The Trump coalition is a heavily male one, and Mr. Trump has repeatedly run on racial and gender grievances. But the men who support Mr. Trump are not only the evangelical conservatives of the George W. Bush era, although white evangelicals remain core to his base. Mr. Trump has courted “Barstool conservatives,” men who might not be particularly religious or anti-abortion but seem to enjoy Mr. Trump’s sexism and vulgarity. These men may not oppose gay rights even if they’re vaguely homophobic; they may not oppose abortion or contraception and they’re sexually active (or at least wish to be). They’re more libertarian than Christian nationalists. But they’re often deeply misogynistic and find Mr. Trump’s strongman shtick and his offensive persona appealing.

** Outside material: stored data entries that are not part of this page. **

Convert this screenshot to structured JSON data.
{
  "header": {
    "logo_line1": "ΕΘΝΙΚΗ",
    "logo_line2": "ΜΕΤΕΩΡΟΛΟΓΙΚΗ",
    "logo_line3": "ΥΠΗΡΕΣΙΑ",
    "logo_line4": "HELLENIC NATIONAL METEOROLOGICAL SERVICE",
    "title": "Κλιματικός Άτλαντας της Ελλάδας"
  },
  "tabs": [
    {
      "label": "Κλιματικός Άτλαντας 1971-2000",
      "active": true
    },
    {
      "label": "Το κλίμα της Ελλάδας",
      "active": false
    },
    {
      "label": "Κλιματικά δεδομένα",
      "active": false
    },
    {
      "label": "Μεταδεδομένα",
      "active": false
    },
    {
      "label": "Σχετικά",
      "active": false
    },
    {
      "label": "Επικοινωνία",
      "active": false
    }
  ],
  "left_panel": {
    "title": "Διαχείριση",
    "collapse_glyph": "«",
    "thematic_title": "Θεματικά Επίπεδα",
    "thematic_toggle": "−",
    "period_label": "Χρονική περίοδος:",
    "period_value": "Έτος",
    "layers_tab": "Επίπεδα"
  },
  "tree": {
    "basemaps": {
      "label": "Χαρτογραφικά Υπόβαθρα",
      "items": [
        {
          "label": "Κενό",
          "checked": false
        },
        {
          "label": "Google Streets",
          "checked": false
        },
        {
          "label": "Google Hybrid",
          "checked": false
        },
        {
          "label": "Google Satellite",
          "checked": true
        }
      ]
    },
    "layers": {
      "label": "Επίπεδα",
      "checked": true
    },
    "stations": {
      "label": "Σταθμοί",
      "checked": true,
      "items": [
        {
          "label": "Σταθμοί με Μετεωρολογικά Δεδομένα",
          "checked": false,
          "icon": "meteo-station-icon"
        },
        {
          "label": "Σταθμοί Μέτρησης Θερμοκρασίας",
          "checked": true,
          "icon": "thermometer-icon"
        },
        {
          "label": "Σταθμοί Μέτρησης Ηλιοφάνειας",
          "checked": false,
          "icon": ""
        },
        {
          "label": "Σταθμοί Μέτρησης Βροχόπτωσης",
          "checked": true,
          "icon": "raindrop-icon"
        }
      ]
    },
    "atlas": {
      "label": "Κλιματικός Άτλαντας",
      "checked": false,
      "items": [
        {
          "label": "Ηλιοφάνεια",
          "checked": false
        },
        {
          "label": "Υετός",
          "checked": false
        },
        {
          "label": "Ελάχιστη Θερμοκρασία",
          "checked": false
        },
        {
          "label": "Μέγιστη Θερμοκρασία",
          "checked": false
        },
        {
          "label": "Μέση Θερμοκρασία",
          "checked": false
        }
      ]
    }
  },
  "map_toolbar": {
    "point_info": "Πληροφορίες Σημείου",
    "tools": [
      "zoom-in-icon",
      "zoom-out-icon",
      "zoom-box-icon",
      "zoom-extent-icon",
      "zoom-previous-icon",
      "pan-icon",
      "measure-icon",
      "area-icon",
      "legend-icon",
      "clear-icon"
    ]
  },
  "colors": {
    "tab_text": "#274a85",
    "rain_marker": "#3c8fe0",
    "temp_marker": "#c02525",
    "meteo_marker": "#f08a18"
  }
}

They’re also not new in American politics. In the 1960s and ‘70s, there were large numbers of men who supported abortion rights and contraception access because they were sexual libertines who appreciated having greater sexual access to women without the responsibilities of pregnancy or parenthood. These men may have been pro-choice and even liberal Democrats, but they didn’t seem to be great supporters of women’s rights and in many cases treated women quite badly — Hugh Hefner may be the most prominent example.

For decades, the G.O.P. was less the party of Playboy than of religious patriarchy. Under Mr. Trump, it expanded to cater to a broader range of men: Those who, like JD Vance, resent childless cat ladies for refusing to adhere to traditional gender roles (or perhaps for not being sexually available to men who think they are entitled to women’s affections) and those who, like Mr. Trump, seem to see women primarily as sex objects and who support abortion and contraception because those tools facilitate male sexual freedom. Neither group truly views women as equals. Both are willing to back an overtly sexist man like Mr. Trump. But unlike the traditional men of the religious right, many of the Barstool men will no doubt vote for abortion rights, too. And so will many Trump-supporting women.

Many of these voters may also chafe at supporting a woman, even as they ostensibly cast their ballots in favor of women’s rights. Since the Dobbs v. Jackson Women’s Health Organization decision ended the era of legal abortion across the United States, news outlets have run story after story about the damage that has been done, including women who have died, nearly died, lost organs or become extremely ill because of abortion bans. Many of these stories are of women with wanted pregnancies gone wrong — women who are often talked about as someone’s wife or daughter or mother. These stories are crucially important to understanding the human cost of abortion bans, and they’re highly effective in shoring up support for keeping or making abortion legal. They also keep women in the particular narrative frame of would-be mothers or innocent victims.

Mr. Trump’s pitch to women was that he would be their protector. Ms. Harris’s pitch was that she would restore women’s freedoms and their independence. It turns out it is quite possible to want to preserve abortion rights in order to protect the women you imagine might be your wives or daughters, while remaining suspicious of women seeking actual power — and that this might be true of female voters as well as male ones.

Support for abortion rights is tied up in broader views about women and our role in society, as those who oppose abortion also tend to be more sexist. The freedom to make one’s own reproductive choices is a prerequisite for anything resembling gender equality, and without the rights to abortion and contraception, we would see far fewer women going to college, delaying childbearing until they are ready and thriving professionally — and running for office. But a vote for abortion rights is not necessarily a vote for female autonomy or political power, and does not a feminist make. Plenty of voters are willing to check a box if they think that will help keep women safe. But that doesn’t mean these voters are enthusiastic about unfettered female freedom — or even willing to put a woman in the White House.